Warm exhaled breaths reveal the visual work of one artist.
David Knox, a third-year graduate student pursuing a master’s of fine arts at Ohio State, is planning to showcase his work — which includes an interactive piece that invites visitors to breathe against a piece of acrylic glass — in an art exhibit scheduled open Saturday.
When two visitors are breathing against each side of the acrylic glass, the beads of condensation from their exhalations reveals various of words on the art work. As soon as their breaths dissipate, the words disappear on the acrylic work, Knox said.
His work and that of other MFA graduate students is set to be showcased in The Mirage and the Rainbow: 2014 Department of Art Master of Fine Arts Thesis Exhibition. The gallery is slated to hold the students’ thesis work for completing their degrees in the Department of Art and is to be open to the public through March 15 at the Urban Arts Space downtown.
The art to be showcased includes a wide variety of mediums including paintings, sculptures, glass pieces, prints, ceramics and art and technology pieces.
Keith Garubba, a third-year MFA graduate student, is planning to showcase mixed media and sculptural works which include silkscreen, a type of printmaking process. He also plans on revealing an interactive form of artwork that includes drip paintings. In his interactive work, Garubba invents a fictional story of a doctor fascinated by paint drips and uses the story line to invite visitors to make their own paint drips.
Garubba said he is excited to see how his interactive piece will play out in the exhibit.
“It’s been exciting because I’ve had the luxury of making work that I have never made before and taking risks that I may not be able to in other contexts,” Garubba said.

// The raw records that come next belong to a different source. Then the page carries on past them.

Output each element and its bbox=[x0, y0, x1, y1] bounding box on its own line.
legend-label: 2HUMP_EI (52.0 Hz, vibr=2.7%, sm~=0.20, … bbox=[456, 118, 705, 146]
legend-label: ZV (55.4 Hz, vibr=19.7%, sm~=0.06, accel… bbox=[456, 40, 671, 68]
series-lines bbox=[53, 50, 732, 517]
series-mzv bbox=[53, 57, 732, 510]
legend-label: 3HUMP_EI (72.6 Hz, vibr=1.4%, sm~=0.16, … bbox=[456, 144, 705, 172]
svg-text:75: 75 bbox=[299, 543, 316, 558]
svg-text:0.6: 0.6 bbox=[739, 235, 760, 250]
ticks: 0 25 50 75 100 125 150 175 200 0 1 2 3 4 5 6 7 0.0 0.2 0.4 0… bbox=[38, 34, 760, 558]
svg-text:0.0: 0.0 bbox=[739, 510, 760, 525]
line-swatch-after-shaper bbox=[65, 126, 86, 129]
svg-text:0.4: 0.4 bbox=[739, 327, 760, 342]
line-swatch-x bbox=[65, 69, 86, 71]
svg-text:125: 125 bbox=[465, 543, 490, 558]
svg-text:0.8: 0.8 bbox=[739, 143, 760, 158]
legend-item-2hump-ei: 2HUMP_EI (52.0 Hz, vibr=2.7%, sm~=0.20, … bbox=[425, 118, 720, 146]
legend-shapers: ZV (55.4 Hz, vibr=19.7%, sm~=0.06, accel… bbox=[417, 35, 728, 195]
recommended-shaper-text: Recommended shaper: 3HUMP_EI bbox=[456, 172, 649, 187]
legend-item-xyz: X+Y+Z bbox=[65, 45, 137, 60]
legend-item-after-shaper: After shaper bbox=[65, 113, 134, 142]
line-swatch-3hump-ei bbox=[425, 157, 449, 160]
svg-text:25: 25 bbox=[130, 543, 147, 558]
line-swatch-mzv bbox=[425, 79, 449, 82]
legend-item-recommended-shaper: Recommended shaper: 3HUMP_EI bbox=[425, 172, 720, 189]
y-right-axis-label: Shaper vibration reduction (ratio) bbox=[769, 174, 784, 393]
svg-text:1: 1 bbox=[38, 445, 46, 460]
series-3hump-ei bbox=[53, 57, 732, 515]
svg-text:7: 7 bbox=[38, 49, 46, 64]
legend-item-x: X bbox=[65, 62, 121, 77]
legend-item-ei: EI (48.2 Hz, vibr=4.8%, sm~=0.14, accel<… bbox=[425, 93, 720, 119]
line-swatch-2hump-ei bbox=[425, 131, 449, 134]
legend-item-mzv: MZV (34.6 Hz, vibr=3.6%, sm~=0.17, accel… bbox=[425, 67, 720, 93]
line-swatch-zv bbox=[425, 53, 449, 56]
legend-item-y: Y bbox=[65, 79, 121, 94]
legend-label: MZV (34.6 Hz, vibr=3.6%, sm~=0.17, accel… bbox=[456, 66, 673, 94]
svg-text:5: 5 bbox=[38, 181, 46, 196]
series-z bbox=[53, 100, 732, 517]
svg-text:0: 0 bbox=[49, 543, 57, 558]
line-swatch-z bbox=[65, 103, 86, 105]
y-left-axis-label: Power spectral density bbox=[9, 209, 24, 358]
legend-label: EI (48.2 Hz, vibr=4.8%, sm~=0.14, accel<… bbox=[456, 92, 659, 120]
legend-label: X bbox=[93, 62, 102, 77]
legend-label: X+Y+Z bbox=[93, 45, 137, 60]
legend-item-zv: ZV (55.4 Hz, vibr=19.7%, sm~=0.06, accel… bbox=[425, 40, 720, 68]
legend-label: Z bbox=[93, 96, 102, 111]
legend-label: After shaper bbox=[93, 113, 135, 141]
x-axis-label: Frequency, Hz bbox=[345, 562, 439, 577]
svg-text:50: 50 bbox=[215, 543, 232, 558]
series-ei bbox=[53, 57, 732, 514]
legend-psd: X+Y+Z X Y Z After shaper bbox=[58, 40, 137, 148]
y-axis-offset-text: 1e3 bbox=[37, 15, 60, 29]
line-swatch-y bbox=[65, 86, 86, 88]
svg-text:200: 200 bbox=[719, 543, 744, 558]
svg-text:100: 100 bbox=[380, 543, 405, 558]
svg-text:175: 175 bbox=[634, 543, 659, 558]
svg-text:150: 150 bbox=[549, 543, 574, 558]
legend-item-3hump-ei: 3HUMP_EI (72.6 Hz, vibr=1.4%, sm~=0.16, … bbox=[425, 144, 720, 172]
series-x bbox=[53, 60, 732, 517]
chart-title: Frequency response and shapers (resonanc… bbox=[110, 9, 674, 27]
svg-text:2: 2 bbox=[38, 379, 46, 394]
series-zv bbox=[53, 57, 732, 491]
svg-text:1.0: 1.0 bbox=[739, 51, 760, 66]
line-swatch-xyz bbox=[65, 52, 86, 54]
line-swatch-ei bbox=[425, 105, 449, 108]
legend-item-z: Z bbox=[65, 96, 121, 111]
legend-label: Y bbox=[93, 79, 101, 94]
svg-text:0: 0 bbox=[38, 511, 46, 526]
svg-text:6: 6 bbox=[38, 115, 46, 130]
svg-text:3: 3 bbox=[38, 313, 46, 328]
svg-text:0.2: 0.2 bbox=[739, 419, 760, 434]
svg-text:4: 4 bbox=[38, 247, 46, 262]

Leah Frankel, another third-year MFA graduate student, is arranging two mixed media installations. One of her pieces is an installation that is made up of a suspended steel bowl with water contained in it and a ring of light coming in from outside. The other piece focuses on the intersection of two lines.
She also plans to display linoleum block prints with digital animation to help showcase the succession of the prints.
Sage Lewis, also a third-year MFA graduate student, plans on showcasing some of her sculptural carbon-paper forms she made in early 2013. For these constructions, she said she constructed the carbon paper, crushed the paper through a printmaking press and then constructed the paper into a 3-D shape. She also photographed and drew her 3-D subjects using materials such as charcoal and pastel.
Many of the students said their artwork evolved as they prepared for the exhibit. Frankel said she had to focus on making sure pieces of artwork were going to work together and learn how to adjust and “create art within the architecture of the room.” She also said she had to concentrate on taking feedback from other people and take it into consideration for her art.
“It’s hard to know what’s going to be in the show until right before the show. Feedback changes from different people. You get a lot of different advice from people. So, it’s really tricky,” Frankel said.
Other students said they have themes or ideas about their artwork. Knox said his projects are focused on the act of encountering language and words.
“Language is something that we use to speak but it’s never visual when we use the mouth,” Knox said.
Knox is planning to showcase digital prints of his artwork and technological art that involves recorded voices.
Inspiration comes from different places for the artists in this exhibition.
Lewis’ inspiration for her artwork comes from contemporary and historical examples of architecture, while Garubba’s inspiration for his piece involving the paint drips comes from his fascination in “how science and art work together and how they (both) get into each other’s ways.”
Lewis said she is enthusiastic about the exhibit because she will be able to showcase her own work.
“In our graduate program, we’re in the studio constantly making work for two and a half years. This is a chance to step back from that and look at what we’ve done,” Lewis said.
Frankel shared Lewis’ enthusiasm.
“It’s always rewarding and satisfying to see the work in the gallery and outside of the studio. I’m happy to have it (art pieces) ready to be shown and to hear people’s feedback,” Frankel said.
The exhibit is also set to have a public reception Feb. 22 from 5 to 7 p.m. where visitors are welcome to food and refreshments and can have conversations with the artists individually about their work. An artist panel discussion is set for Feb. 21 from 1 to 3 p.m., where eight of the artists are set to give a lecture to the audience about their work in the show.